The three Rs of environmental stewardship—reduce, reuse, recycle—are foundational in the efforts to protect our planet. Of the three, “reduce” may be the hardest for individuals to implement in their daily lives. Luckily, these Treasure Coast residents are setting some good examples for how to create small habits that add up to a big, positive impact.
Rachael Delekta, board member at Keep Martin Beautiful
Focus: Founder of the blog chasingteddy.com (named for Theodore Roosevelt and his legacy of conservation policies), Stuart resident Rachael Delekta regularly picks up trash around Martin County and documents what she collects on her blog to encourage people to think about the waste they produce and how they can mitigate it.
Tip: “Reducing waste is a process of being thoughtful and making one change at a time,” says Delekta. Follow her lead and take the time to pick up trash when you see it rather than walking on by. Delekta also encourages replacing disposable household items with eco-friendly options like reusable paper towels and aluminum straws to reduce the use of plastic and paper.
Laura Issac, outreach project coordinator at Harbor Branch Oceanographic Institute
Focus: Issac leads Harbor Branch’s Keep the Sea Free of Debris program, which teaches local teens about harmful marine debris through weeklong camps.
Tip: A big part of runoff waste affecting local waterways is chemicals found in sunscreen, which is why Isaac promotes lathering responsibly. “Common chemicals in sunscreen affect corals’ immune systems, reproduction, and DNA,” she says. “Florida’s reefs are getting very sick.
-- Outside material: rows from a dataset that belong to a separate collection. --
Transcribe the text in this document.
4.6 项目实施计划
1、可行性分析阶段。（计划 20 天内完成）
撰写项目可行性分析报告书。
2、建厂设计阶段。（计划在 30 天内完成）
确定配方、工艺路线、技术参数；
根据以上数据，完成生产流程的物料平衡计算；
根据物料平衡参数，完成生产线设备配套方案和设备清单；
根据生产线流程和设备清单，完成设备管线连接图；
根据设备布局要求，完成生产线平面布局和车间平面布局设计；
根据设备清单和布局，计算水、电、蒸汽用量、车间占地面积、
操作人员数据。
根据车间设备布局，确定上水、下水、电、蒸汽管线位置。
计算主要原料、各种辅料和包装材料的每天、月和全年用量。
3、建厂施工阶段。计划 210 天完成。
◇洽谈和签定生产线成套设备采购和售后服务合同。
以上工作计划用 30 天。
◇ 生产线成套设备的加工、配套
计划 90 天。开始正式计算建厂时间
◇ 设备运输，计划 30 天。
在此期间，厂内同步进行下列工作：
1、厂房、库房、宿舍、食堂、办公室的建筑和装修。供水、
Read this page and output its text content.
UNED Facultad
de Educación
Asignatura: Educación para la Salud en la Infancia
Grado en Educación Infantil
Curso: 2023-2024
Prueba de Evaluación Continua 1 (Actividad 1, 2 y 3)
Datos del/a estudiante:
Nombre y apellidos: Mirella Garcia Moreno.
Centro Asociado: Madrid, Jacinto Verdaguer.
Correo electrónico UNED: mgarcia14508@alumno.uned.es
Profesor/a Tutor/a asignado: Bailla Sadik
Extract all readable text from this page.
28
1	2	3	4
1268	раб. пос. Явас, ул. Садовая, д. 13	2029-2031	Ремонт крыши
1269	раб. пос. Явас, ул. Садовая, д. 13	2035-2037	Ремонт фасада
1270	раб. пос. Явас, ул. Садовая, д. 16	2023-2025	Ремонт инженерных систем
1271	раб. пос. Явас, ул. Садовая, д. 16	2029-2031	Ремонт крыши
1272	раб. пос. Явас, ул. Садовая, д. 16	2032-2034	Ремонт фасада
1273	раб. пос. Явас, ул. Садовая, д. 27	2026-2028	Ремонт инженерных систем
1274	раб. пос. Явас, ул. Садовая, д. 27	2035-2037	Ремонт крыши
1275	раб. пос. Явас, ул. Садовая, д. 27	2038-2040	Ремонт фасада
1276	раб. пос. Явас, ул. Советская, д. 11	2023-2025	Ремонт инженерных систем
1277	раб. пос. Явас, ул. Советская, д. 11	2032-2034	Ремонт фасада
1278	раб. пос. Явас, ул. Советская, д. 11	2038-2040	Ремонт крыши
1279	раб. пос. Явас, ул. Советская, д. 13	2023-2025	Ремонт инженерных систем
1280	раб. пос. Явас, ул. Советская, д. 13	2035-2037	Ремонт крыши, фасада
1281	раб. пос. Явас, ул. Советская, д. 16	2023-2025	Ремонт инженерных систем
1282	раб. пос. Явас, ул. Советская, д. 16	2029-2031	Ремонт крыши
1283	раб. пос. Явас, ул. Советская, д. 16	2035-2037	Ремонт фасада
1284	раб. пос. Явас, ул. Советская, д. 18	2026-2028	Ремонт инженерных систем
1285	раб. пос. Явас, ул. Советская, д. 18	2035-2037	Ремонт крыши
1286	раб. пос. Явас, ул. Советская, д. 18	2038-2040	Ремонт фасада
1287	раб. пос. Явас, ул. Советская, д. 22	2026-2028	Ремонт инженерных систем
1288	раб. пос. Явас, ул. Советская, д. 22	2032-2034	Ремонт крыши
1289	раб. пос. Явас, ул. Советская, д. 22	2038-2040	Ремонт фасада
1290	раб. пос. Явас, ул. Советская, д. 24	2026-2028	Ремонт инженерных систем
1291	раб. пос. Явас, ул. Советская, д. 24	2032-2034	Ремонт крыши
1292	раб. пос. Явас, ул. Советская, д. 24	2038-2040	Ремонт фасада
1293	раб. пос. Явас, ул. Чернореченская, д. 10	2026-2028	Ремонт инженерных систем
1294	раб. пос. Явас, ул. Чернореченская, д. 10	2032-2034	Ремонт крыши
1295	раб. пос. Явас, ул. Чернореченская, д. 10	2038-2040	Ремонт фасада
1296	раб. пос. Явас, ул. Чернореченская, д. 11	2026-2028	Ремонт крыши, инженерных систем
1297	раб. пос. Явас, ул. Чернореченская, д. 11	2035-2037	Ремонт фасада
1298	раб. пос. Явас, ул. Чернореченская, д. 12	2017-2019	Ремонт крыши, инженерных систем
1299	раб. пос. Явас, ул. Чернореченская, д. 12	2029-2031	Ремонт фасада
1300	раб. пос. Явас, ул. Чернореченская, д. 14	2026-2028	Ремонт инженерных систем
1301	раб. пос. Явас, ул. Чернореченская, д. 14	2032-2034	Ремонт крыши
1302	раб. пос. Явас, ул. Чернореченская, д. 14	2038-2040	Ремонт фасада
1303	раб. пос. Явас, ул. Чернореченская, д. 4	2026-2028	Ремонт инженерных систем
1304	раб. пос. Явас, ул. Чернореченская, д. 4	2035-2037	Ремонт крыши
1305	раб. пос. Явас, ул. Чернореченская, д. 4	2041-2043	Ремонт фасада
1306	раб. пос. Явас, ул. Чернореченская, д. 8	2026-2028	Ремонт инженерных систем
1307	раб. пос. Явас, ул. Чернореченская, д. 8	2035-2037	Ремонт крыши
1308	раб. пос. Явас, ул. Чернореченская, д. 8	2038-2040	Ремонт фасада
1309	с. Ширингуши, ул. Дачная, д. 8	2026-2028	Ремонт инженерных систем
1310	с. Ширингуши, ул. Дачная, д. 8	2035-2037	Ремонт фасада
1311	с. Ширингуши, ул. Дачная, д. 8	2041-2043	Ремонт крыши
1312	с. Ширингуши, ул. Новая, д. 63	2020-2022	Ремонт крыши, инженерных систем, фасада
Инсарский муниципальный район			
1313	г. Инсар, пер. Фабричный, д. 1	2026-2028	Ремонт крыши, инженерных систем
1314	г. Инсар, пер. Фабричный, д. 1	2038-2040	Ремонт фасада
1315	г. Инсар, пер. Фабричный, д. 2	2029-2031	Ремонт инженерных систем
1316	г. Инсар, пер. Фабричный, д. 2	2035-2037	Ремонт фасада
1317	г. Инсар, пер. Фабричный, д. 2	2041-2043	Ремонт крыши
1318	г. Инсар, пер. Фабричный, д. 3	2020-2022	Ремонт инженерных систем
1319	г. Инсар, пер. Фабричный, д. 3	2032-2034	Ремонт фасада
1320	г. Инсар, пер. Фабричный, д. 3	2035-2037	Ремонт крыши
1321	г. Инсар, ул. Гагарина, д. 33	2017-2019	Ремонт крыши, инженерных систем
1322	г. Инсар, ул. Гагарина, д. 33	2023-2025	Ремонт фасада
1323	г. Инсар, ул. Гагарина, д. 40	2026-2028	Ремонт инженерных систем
Use reef-safe sunscreen, which utilizes minerals rather than chemicals to protect our skin from UV rays—plus, it’s healthier for humans too.”
Mary Jarrell, first-grade teacher, and Rachael Sharp, media specialist, at Warfield Elementary School in Indiantown
Focus: Jarrell and Sharp helped lead their school’s effort to become a designated Green School, a program established by the FAU Pine Jog Environmental Education Center. “Due to the pandemic, the program ended in 2021, but our Green School efforts did not,” Jarrell says. The school has implemented green habits like enhancing school grounds through vegetable and butterfly gardens, using energy-efficient lighting, sorting trash, recycling, composting, and collecting clothing donations to be reused for local Dress for Success programs aimed at helping women in the workforce.
Tip: “At home, it’s easy to recycle items instead of throwing them away,” says Sharp. “Don’t throw away old clothes—donate them at a clothing drop-off center. Also, Publix has a drop-off where people can bring their plastic bags so they don’t end up in a landfill.”
Jennifer Pelham, county extension director at UF’s Institute of Food and Agricultural Sciences Extension Martin County
Focus: Pelham leads training programs via Florida Friendly Landscaping, a statewide program run through the University of Florida that aims to teach landscaping professionals and homeowners how to reduce pollution while still having beautiful landscapes so Florida’s natural resources are protected.
Tip: “The majority of our work relates to reducing runoff and waste, including stormwater runoff,” says Pelham. “Don’t let anything go down the storm drain but water, especially grass clippings and fertilizer, which can release harmful chemicals into waterways.” Pelham suggests blowing grass clippings and fertilizer away from sidewalks, driveways, and roads to avoid drains. “We also suggest composting grass clippings. If a compost bin on site is not possible, make sure you only put lawn waste out during landscape debris pickup—not on regular garbage pickup days—so it does not end up in our landfills.”